Women in mining communities say NO to devastation

 

In December 2013, an event in London claimed to honour `Women in Mining.’ It did quite the opposite. WoMin brings together women in mining communities from across the African Continent. WoMin joined with others in the International Women and Mining Network to protest the event and its logic. Here’s the statement we distributed in London.

Statement from WoMin

WoMin, an Africa-wide regional platform of well over three dozen organisations representing peasant women or working with women directly impacted by the extractives industries, stands with sister organisations in other parts of the world in our campaign against this Women in Mining ‘women-washing’ project that conceals the devastating impacts of mining on many millions of poor women across the Global South and North.

This project paints an appealing veneer over the realities by pointing to the benefits and successes enjoyed by an infinitesimally small number – one hundred – of women the world over. In sub-Saharan Africa women produce 60-80% of food consumed in rural households and so when lands are grabbed and polluted by the mining industries it is the women who pay first.
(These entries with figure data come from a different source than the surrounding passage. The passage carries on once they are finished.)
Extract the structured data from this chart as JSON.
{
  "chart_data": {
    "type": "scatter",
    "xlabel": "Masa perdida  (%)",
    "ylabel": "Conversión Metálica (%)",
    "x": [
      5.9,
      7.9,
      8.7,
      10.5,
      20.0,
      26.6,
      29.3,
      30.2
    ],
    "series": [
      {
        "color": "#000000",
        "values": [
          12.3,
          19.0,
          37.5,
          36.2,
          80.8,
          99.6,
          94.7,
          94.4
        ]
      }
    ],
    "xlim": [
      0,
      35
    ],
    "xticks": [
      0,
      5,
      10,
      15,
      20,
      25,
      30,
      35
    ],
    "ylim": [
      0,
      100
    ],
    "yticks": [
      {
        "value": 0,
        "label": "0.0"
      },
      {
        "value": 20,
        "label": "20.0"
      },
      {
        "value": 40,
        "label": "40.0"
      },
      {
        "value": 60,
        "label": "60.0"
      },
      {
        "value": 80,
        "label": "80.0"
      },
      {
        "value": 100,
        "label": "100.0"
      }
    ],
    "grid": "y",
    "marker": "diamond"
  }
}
When waterways and underground supplies are polluted by toxic chemicals and community members fall ill, it is women that must carry the burden of searching for safe water and caring for the ill. When families are divided through the system of migrancy that is integral to the mining industries in Southern Africa especially, it is women from the labour sending areas that must reproduce families with little or no support, care for husbands returning ill from the mines, and are themselves left deeply vulnerable to contracting HIV/Aids and other sexually transmitted diseases.

For these and many more reasons, we say NO to this devastating model of mining the WIM project is seeking to reinforce through its project.
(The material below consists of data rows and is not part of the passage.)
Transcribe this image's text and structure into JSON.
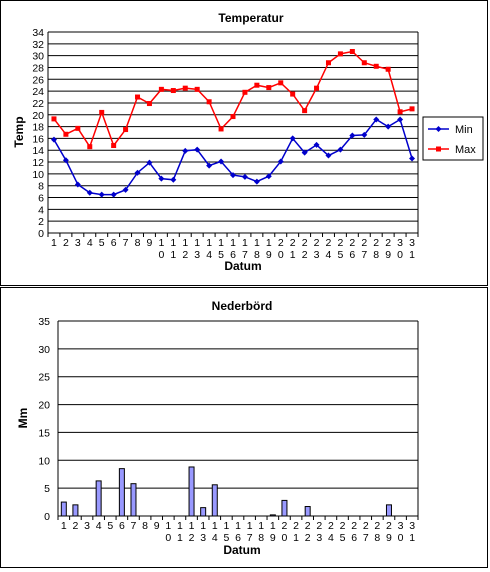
{
  "chart_data": [
    {
      "type": "line",
      "title": "Temperatur",
      "xlabel": "Datum",
      "ylabel": "Temp",
      "ylim": [
        0,
        34
      ],
      "yticks": [
        0,
        2,
        4,
        6,
        8,
        10,
        12,
        14,
        16,
        18,
        20,
        22,
        24,
        26,
        28,
        30,
        32,
        34
      ],
      "grid": true,
      "legend_position": "right",
      "categories": [
        "1",
        "2",
        "3",
        "4",
        "5",
        "6",
        "7",
        "8",
        "9",
        "10",
        "11",
        "12",
        "13",
        "14",
        "15",
        "16",
        "17",
        "18",
        "19",
        "20",
        "21",
        "22",
        "23",
        "24",
        "25",
        "26",
        "27",
        "28",
        "29",
        "30",
        "31"
      ],
      "series": [
        {
          "name": "Min",
          "color": "#0000cc",
          "values": [
            15.8,
            12.3,
            8.2,
            6.8,
            6.5,
            6.5,
            7.3,
            10.2,
            11.9,
            9.2,
            9.0,
            13.9,
            14.1,
            11.4,
            12.1,
            9.8,
            9.5,
            8.7,
            9.6,
            12.1,
            16.0,
            13.6,
            14.9,
            13.1,
            14.1,
            16.5,
            16.6,
            19.2,
            18.0,
            19.2,
            12.6
          ]
        },
        {
          "name": "Max",
          "color": "#ff0000",
          "values": [
            19.3,
            16.7,
            17.7,
            14.6,
            20.4,
            14.8,
            17.5,
            23.0,
            21.9,
            24.3,
            24.1,
            24.5,
            24.3,
            22.2,
            17.6,
            19.7,
            23.8,
            25.0,
            24.6,
            25.4,
            23.5,
            20.7,
            24.5,
            28.8,
            30.3,
            30.7,
            28.8,
            28.2,
            27.7,
            20.5,
            21.0
          ]
        }
      ]
    },
    {
      "type": "bar",
      "title": "Nederbörd",
      "xlabel": "Datum",
      "ylabel": "Mm",
      "ylim": [
        0,
        35
      ],
      "yticks": [
        0,
        5,
        10,
        15,
        20,
        25,
        30,
        35
      ],
      "grid": true,
      "bar_color": "#9999ff",
      "categories": [
        "1",
        "2",
        "3",
        "4",
        "5",
        "6",
        "7",
        "8",
        "9",
        "10",
        "11",
        "12",
        "13",
        "14",
        "15",
        "16",
        "17",
        "18",
        "19",
        "20",
        "21",
        "22",
        "23",
        "24",
        "25",
        "26",
        "27",
        "28",
        "29",
        "30",
        "31"
      ],
      "values": [
        2.5,
        2.0,
        0,
        6.3,
        0,
        8.5,
        5.8,
        0,
        0,
        0,
        0,
        8.8,
        1.5,
        5.6,
        0,
        0,
        0,
        0,
        0.2,
        2.8,
        0,
        1.7,
        0,
        0,
        0,
        0,
        0,
        0,
        2.0,
        0,
        0
      ]
    }
  ]
}
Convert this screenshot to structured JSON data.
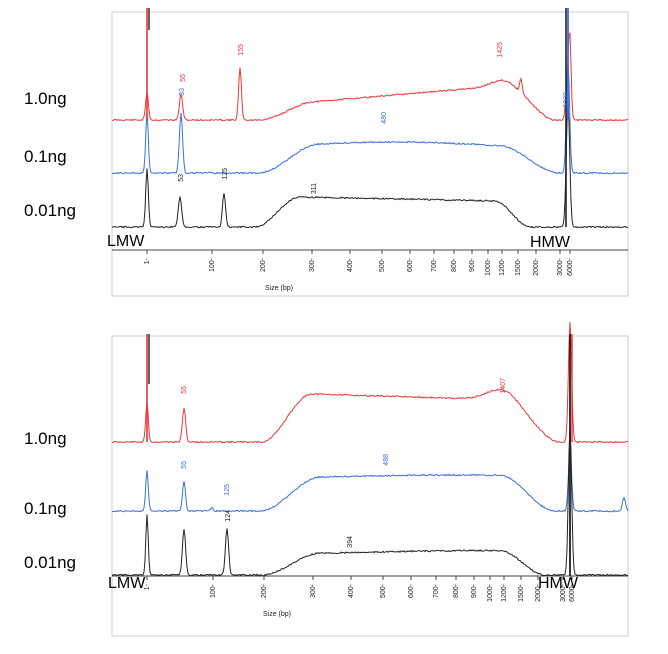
{
  "colors": {
    "red": "#e8383d",
    "blue": "#3b6fe0",
    "black": "#222222"
  },
  "chart_data": [
    {
      "type": "line",
      "panel": "top",
      "xlabel": "Size (bp)",
      "x_scale": "log",
      "x_ticks": [
        "1",
        "100",
        "200",
        "300",
        "400",
        "500",
        "600",
        "700",
        "800",
        "900",
        "1000",
        "1200",
        "1500",
        "2000",
        "3000",
        "6000"
      ],
      "markers": {
        "lmw": "LMW",
        "hmw": "HMW"
      },
      "series": [
        {
          "name": "1.0ng",
          "color": "#e8383d",
          "peak_labels": [
            "55",
            "155",
            "1425"
          ]
        },
        {
          "name": "0.1ng",
          "color": "#3b6fe0",
          "peak_labels": [
            "53",
            "480"
          ]
        },
        {
          "name": "0.01ng",
          "color": "#222222",
          "peak_labels": [
            "53",
            "125",
            "311"
          ]
        }
      ],
      "occluded_label": "6000"
    },
    {
      "type": "line",
      "panel": "bottom",
      "xlabel": "Size (bp)",
      "x_scale": "log",
      "x_ticks": [
        "1",
        "100",
        "200",
        "300",
        "400",
        "500",
        "600",
        "700",
        "800",
        "900",
        "1000",
        "1200",
        "1500",
        "2000",
        "3000",
        "6000"
      ],
      "markers": {
        "lmw": "LMW",
        "hmw": "HMW"
      },
      "series": [
        {
          "name": "1.0ng",
          "color": "#e8383d",
          "peak_labels": [
            "55",
            "1407"
          ]
        },
        {
          "name": "0.1ng",
          "color": "#3b6fe0",
          "peak_labels": [
            "55",
            "125",
            "488"
          ]
        },
        {
          "name": "0.01ng",
          "color": "#222222",
          "peak_labels": [
            "124",
            "394"
          ]
        }
      ]
    }
  ]
}
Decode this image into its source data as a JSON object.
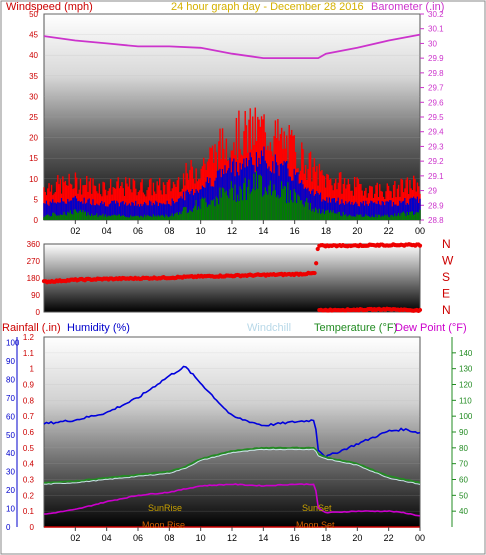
{
  "panel_top": {
    "title": "24 hour graph day - December 28 2016",
    "left_label": "Windspeed (mph)",
    "right_label": "Barometer (.in)"
  },
  "panel_bottom": {
    "rain_label": "Rainfall (.in)",
    "humidity_label": "Humidity (%)",
    "windchill_label": "Windchill",
    "temp_label": "Temperature (°F)",
    "dew_label": "Dew Point (°F)",
    "sunrise": "SunRise",
    "sunset": "SunSet",
    "moonrise": "Moon Rise",
    "moonset": "Moon Set"
  },
  "colors": {
    "wind_gust": "#ff0000",
    "wind_avg": "#0000cc",
    "wind_low": "#008000",
    "barometer": "#cc33cc",
    "direction": "#ee0000",
    "humidity": "#0000dd",
    "temperature": "#228b22",
    "dew_point": "#cc00cc",
    "windchill": "#c8e8e8",
    "rain": "#cc0000",
    "sun_moon_text": "#c8a000",
    "moon_text": "#d06000"
  },
  "chart_data": [
    {
      "type": "line",
      "title": "24 hour graph day - December 28 2016",
      "x": [
        0,
        2,
        4,
        6,
        8,
        10,
        12,
        14,
        16,
        17.5,
        18,
        20,
        22,
        24
      ],
      "x_tick_labels": [
        "02",
        "04",
        "06",
        "08",
        "10",
        "12",
        "14",
        "16",
        "18",
        "20",
        "22",
        "00"
      ],
      "ylim_left": [
        0,
        50
      ],
      "y_ticks_left": [
        0,
        5,
        10,
        15,
        20,
        25,
        30,
        35,
        40,
        45,
        50
      ],
      "ylim_right": [
        28.8,
        30.2
      ],
      "y_ticks_right": [
        "28.8",
        "28.9",
        "29",
        "29.1",
        "29.2",
        "29.3",
        "29.4",
        "29.5",
        "29.6",
        "29.7",
        "29.8",
        "29.9",
        "30",
        "30.1",
        "30.2"
      ],
      "series": [
        {
          "name": "Windspeed gust",
          "axis": "left",
          "values": [
            8,
            9,
            8,
            8,
            8,
            13,
            20,
            22,
            17,
            11,
            10,
            8,
            7,
            9
          ]
        },
        {
          "name": "Windspeed",
          "axis": "left",
          "values": [
            4,
            5,
            4,
            4,
            4,
            8,
            13,
            15,
            11,
            6,
            5,
            4,
            4,
            5
          ]
        },
        {
          "name": "Windspeed low",
          "axis": "left",
          "values": [
            1,
            2,
            1,
            1,
            1,
            4,
            7,
            9,
            6,
            2,
            2,
            1,
            1,
            2
          ]
        },
        {
          "name": "Barometer",
          "axis": "right",
          "values": [
            30.05,
            30.02,
            30.0,
            29.98,
            29.98,
            29.97,
            29.93,
            29.9,
            29.9,
            29.9,
            29.93,
            29.97,
            30.02,
            30.06
          ]
        }
      ]
    },
    {
      "type": "scatter",
      "title": "Wind direction",
      "x": [
        0,
        2,
        4,
        6,
        8,
        10,
        12,
        14,
        16,
        17.3,
        17.5,
        20,
        22,
        24
      ],
      "ylim": [
        0,
        360
      ],
      "y_ticks": [
        0,
        90,
        180,
        270,
        360
      ],
      "compass_labels": [
        "N",
        "W",
        "S",
        "E",
        "N"
      ],
      "values": [
        160,
        170,
        175,
        178,
        182,
        188,
        192,
        196,
        200,
        205,
        350,
        352,
        355,
        355
      ],
      "values_low": [
        null,
        null,
        null,
        null,
        null,
        null,
        null,
        null,
        null,
        null,
        10,
        12,
        15,
        8
      ]
    },
    {
      "type": "line",
      "title": "",
      "x": [
        0,
        2,
        4,
        6,
        8,
        9,
        10,
        12,
        14,
        16,
        17.3,
        17.5,
        18,
        20,
        22,
        23,
        24
      ],
      "x_tick_labels": [
        "02",
        "04",
        "06",
        "08",
        "10",
        "12",
        "14",
        "16",
        "18",
        "20",
        "22",
        "00"
      ],
      "ylim_left": [
        0,
        1.2
      ],
      "y_ticks_left": [
        0,
        0.1,
        0.2,
        0.3,
        0.4,
        0.5,
        0.6,
        0.7,
        0.8,
        0.9,
        1,
        1.1,
        1.2
      ],
      "y_ticks_left_outer": [
        0,
        10,
        20,
        30,
        40,
        50,
        60,
        70,
        80,
        90,
        100
      ],
      "ylim_right": [
        30,
        150
      ],
      "y_ticks_right": [
        40,
        50,
        60,
        70,
        80,
        90,
        100,
        110,
        120,
        130,
        140
      ],
      "series": [
        {
          "name": "Humidity (%)",
          "axis": "outer",
          "values": [
            56,
            58,
            62,
            70,
            82,
            87,
            78,
            60,
            55,
            57,
            58,
            42,
            38,
            45,
            52,
            53,
            51
          ]
        },
        {
          "name": "Temperature (°F)",
          "axis": "right",
          "values": [
            58,
            59,
            61,
            63,
            65,
            68,
            73,
            78,
            80,
            80,
            80,
            76,
            74,
            70,
            62,
            60,
            58
          ]
        },
        {
          "name": "Dew Point (°F)",
          "axis": "right",
          "values": [
            38,
            41,
            46,
            50,
            52,
            54,
            56,
            57,
            56,
            57,
            57,
            42,
            39,
            40,
            40,
            39,
            37
          ]
        },
        {
          "name": "Windchill",
          "axis": "right",
          "values": [
            57,
            58,
            60,
            62,
            64,
            67,
            72,
            77,
            79,
            79,
            79,
            75,
            73,
            69,
            61,
            59,
            57
          ]
        },
        {
          "name": "Rainfall (.in)",
          "axis": "left",
          "values": [
            0,
            0,
            0,
            0,
            0,
            0,
            0,
            0,
            0,
            0,
            0,
            0,
            0,
            0,
            0,
            0,
            0
          ]
        }
      ]
    }
  ]
}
We advocate and struggle for an alternative ‘model’ which protects food rights, which internalises all social and environmental costs to corporations, which operates at a smaller and less destructive scale, which privileges the developmental interests of local communities and regional interests over and above the national and international interests of corporations and the political elites aligned to them, which restores a different relationship between humanity and eco-systems and which supports the reproductive and healing labours of peasant and indigenous women. This is our vision and our call on the occasion of the WIM project launch which only serves to legitimate an industry which stands opposed to the interests and aspirations of the majority of the world’s women.

WoMin is housed in the International Alliance on Natural Resources in Africa (IANRA), a regional alliance of organisations working with communities to advance a just mining regime.